Measuring Tall Excellence

Session: Track C: Tall Excellence: Raising the Bar

Ross WimerProject image

Ross Wimer
Senior Vice President, AECOM
Los Angeles

We are in a period of radical change in how we define “excellence” in architecture. The measurement of success for a tall building has always been more than its height; today we are seeing the establishment of many new standards that attempt to delineate this more specifically. The AIA, LEED and WELL each have their own standards for excellence. The focus has begun to shift away from looking solely at the fulfillment of a client’s ambitions, to the building’s role in the life of its inhabitants and the community it anchors.

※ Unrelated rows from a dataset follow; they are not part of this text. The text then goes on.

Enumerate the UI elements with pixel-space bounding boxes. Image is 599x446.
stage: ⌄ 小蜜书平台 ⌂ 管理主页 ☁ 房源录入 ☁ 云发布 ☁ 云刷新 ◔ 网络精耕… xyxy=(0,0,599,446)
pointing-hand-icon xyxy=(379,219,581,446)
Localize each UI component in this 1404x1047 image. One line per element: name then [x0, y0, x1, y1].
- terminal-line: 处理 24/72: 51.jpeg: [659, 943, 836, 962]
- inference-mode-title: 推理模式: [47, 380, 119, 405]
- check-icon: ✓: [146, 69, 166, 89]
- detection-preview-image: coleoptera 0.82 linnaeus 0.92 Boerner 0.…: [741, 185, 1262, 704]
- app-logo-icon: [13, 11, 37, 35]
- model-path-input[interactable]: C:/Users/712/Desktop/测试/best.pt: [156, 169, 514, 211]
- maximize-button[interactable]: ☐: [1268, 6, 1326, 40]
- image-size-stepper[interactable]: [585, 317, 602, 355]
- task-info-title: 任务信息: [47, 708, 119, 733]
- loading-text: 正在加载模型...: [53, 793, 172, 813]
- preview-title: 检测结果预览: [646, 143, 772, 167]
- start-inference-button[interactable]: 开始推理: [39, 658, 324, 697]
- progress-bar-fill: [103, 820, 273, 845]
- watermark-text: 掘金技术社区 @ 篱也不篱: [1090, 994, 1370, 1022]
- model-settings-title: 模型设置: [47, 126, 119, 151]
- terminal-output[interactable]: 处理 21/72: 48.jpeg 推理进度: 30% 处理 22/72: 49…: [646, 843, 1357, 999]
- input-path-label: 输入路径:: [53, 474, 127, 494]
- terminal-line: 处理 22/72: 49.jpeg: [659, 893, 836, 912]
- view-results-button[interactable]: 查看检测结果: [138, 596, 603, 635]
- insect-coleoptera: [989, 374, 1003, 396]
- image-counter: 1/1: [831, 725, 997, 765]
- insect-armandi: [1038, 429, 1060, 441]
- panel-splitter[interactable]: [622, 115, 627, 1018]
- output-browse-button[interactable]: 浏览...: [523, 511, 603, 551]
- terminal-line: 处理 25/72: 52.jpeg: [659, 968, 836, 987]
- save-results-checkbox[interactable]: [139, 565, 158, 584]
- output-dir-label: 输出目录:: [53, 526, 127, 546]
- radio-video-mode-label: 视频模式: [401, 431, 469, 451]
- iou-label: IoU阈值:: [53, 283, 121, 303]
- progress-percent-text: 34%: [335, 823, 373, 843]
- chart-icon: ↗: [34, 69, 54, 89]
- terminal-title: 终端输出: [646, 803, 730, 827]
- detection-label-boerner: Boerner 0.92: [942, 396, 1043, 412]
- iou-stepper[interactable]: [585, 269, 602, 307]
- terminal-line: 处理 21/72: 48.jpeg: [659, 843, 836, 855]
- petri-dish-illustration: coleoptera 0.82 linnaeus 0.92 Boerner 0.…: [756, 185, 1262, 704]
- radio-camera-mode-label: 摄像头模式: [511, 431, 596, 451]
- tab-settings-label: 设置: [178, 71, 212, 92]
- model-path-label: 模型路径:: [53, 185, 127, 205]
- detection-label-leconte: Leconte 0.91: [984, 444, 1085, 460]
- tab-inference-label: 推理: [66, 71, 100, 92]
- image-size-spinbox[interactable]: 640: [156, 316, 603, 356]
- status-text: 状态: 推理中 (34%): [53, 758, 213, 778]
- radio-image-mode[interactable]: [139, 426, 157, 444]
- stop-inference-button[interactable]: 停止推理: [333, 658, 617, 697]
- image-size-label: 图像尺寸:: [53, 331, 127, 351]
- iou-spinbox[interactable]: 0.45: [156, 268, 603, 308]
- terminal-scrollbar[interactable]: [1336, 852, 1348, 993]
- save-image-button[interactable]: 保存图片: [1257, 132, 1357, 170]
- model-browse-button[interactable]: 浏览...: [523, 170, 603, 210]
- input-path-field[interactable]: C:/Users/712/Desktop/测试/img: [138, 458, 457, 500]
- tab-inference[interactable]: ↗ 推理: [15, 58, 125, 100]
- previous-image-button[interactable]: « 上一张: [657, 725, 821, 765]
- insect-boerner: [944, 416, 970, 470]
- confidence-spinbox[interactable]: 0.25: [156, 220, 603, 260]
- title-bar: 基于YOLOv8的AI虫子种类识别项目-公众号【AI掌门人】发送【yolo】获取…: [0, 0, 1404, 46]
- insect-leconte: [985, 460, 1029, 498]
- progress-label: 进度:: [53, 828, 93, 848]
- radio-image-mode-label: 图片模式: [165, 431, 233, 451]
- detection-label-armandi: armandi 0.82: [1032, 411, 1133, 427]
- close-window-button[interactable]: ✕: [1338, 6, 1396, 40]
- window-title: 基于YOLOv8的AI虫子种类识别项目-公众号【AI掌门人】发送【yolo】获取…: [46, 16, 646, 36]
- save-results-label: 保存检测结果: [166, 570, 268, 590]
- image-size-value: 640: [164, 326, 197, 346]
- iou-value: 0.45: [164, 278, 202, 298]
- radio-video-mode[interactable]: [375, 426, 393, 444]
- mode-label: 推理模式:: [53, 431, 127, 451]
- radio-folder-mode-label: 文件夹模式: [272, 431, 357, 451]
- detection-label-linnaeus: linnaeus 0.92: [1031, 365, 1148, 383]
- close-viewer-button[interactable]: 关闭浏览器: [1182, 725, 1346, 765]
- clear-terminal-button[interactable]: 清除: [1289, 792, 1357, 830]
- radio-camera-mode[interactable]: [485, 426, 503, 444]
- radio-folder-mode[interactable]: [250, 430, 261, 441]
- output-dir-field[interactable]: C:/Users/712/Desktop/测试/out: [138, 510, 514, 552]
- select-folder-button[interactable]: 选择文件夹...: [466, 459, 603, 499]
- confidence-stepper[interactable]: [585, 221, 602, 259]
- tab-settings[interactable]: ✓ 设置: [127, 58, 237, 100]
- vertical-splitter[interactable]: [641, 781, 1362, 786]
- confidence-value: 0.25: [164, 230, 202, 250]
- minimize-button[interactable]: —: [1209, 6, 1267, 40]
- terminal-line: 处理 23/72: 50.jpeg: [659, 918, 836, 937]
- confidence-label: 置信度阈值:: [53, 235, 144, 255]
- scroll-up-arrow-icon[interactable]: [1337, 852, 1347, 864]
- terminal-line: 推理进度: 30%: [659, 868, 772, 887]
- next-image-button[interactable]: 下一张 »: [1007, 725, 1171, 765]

Through a series of case studies of works in progress, this presentation traces the emerging approaches to measuring tall excellence. Reviewed projects consider the wellness of a building’s inhabitants as an important measure of its quality. Examples include the Kunming Greenland Tower, which incorporates systems that promote access to the landscape and fresh air appropriate to the climate of the city. The success of the neighboring community as an important factor of measurement; the BDT Chicago Tower is an example designed to be a strong catalyst for the revitalization of its neighborhood. Additionally, the environmental performance of a tower is a strong measure of its success; the Mountains Development in Dubai which features an ambitious façade tuned to the desert environment, epitomizes this principle.

Tall buildings are a potent indicator of the priorities of a culture. The way we measure their success will affect the future of our communities.